Separately, an internal Nissan probe that was reportedly triggered by a whistleblower’s complaint is being carried out in connection with Ghosn’s alleged misuse of company funds to buy luxury homes and also possibly reports that he shifted trading losses onto Nissan’s books during the financial crisis.

Prosecutors also indicted Nissan for filing false financial statements, meaning that the Japanese carmaker could face fines of up to $700 million for underreporting Ghosn’s income, according to Reuters.

Though, unsurprisingly, Nissan tried to deflect the blame on to Ghosn by claiming that the executive had masterminded the scheme. According to Kelly and Ghosn’s attorneys, Ghosn’s income was reported in accordance with advice from outside consultants.

Nissan said it took the situation seriously, and that it planned to cooperate with investigators. However, legal experts quoted by Reuters said Nissan CEO Hiroto Saikawa might find it difficult to extricate himself from the situation now that prosecutors are formally moving against his company.

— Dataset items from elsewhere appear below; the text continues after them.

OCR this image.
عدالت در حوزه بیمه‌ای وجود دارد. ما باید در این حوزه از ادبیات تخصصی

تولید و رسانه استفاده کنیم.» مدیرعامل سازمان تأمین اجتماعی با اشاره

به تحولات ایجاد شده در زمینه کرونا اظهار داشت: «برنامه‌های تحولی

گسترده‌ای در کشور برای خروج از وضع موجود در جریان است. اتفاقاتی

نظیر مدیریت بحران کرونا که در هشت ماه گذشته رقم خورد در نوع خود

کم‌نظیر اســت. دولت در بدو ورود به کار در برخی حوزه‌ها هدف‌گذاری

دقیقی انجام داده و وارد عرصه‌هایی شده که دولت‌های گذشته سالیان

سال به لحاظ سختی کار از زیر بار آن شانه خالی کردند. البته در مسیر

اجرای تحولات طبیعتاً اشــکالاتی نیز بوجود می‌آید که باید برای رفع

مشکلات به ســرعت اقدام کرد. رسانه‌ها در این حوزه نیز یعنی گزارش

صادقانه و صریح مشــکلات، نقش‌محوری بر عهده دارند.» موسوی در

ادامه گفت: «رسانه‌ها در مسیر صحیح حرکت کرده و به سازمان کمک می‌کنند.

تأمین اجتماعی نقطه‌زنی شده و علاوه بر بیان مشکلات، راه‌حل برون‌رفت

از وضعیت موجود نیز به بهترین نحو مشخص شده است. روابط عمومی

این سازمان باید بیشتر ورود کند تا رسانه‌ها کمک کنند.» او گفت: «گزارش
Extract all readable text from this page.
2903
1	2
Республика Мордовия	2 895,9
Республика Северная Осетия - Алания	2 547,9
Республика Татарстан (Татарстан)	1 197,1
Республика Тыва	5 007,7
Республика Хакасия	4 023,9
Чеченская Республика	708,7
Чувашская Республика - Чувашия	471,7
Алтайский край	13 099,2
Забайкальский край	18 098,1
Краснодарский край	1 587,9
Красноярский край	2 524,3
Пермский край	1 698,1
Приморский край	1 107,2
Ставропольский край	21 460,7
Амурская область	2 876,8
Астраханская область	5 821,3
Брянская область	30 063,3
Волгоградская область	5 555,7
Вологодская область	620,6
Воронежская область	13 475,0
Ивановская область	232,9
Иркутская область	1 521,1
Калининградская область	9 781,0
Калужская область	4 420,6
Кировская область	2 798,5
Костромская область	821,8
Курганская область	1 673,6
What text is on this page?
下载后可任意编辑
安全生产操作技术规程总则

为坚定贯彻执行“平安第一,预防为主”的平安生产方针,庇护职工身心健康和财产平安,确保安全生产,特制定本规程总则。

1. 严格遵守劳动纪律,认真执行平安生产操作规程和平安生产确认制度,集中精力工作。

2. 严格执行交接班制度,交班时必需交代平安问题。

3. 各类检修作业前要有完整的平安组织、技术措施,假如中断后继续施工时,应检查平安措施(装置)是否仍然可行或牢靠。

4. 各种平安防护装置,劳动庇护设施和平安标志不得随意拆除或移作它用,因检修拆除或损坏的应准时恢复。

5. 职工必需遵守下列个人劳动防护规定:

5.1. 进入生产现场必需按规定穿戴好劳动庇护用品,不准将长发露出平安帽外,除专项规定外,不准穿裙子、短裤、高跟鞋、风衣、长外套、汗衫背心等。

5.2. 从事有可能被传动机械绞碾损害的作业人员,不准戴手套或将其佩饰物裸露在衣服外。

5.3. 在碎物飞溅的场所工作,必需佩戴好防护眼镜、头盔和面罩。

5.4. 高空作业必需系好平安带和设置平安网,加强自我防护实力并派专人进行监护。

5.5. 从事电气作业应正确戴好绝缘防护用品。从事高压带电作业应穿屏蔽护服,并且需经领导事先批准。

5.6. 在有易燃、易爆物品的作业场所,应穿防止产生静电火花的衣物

Analysts and legal experts have said it could be difficult for Nissan and its Chief Executive Hiroto Saikawa to avoid the fallout, whether it turns out that other executives had knowledge of Ghosn’s misconduct, or that the company lacked internal controls.

“Now suddenly the issue of CEO Saikawa becomes bigger. It becomes difficult to overlook Saikawa’s role in all of this. That becomes the main focus now,” said prominent lawyer and former prosecutor Nobuo Gohara.

Though speculation about the straining relationship between Nissan and its ‘alliance’ partner Renault has subsided since Ghosn’s arrest, Reuters said the indictments should revive it, as reports about Nissan’s dissatisfaction with Renault’s influence over the much-larger Japanese carmaker are once again trickling out into the media.

Putting aside rumors that Ghosn’s downfall was orchestrated by Saikawa and other senior Nissan officials who had grown tired of Ghosn’s untrammeled influence over the firm (according to media reports published over the weekend, Ghosn had been seeking to oust Saikawa at the time of his arrest), the backlash against Ghosn and his family has taken on an unmistakably personal dimension. Over the weekend, the company sought to bar the Ghosn family from accessing the home in the Copacabana neighborhood of Rio De Janeiro. However, a Brazilian court overruled Nissan and ordered that they must be allowed in.